Few other countries that do not figure in the top 10 list but are equally unsafe for women include South Africa, Turkey, Morocco and Thailand.
Based on numerous reports from woman travellers and bloggers posted in the recent years as well as a poll conducted by YouGov in 2014 for the Thomson Reuters Foundation, here’s a curated list of the cities with the most unsafe transportation systems as shown in the map below (Bogota, Columbia being in #1 position, New Delhi, India in #4 and New York, USA holding #16 position)
Blogger and frequent traveller Amanda Williams advises female travellers to use their common sense. “I would say to women just be smart and listen to your gut. Don’t do anything you wouldn’t do at home – don’t drink too much alone, don’t go wandering alone at night, don’t go home with strangers, and read up on common scams.”

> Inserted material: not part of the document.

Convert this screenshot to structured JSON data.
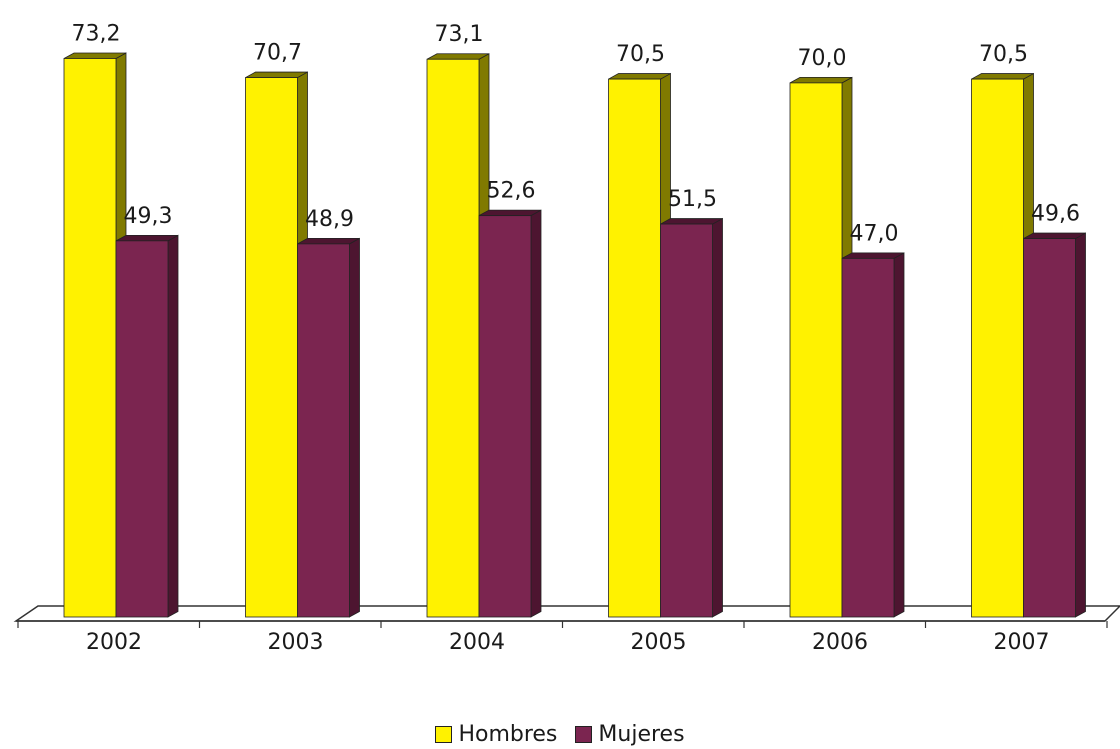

In an interview with HuffPost UK Lifestyle, traveller and blogger Lisa Edwards says that assuming you are in danger (when you re actually not!) is quite counterproductive. She says, “The only times I’ve particularly felt unsafe while travelling were when I had let my preconceptions about a country fuel my fears. I have been holidaying alone for nearly five years and taking those first steps into a Thai town, a Turkish city or an Egyptian village are incredibly scary…I once allowed myself to believe I’d been drugged in a shop in Dahab by a shopkeeper, when in fact it was probably a panic attack brought on by fear. Similarly in Kenya, a scary group of men on motorbikes I kept seeing when out running on my own turned out to be a taxi rank.”
While it is good to know about the places where danger lurks round the corner, it doesn’t hurt to throw caution to the wind and enjoy few of the world’s finest and most vibrant cities (or even countries mentioned in the above list). Just avoid geo-tagging and try to venture out in small groups after dark, not to mention the virtues of dressing sensibly!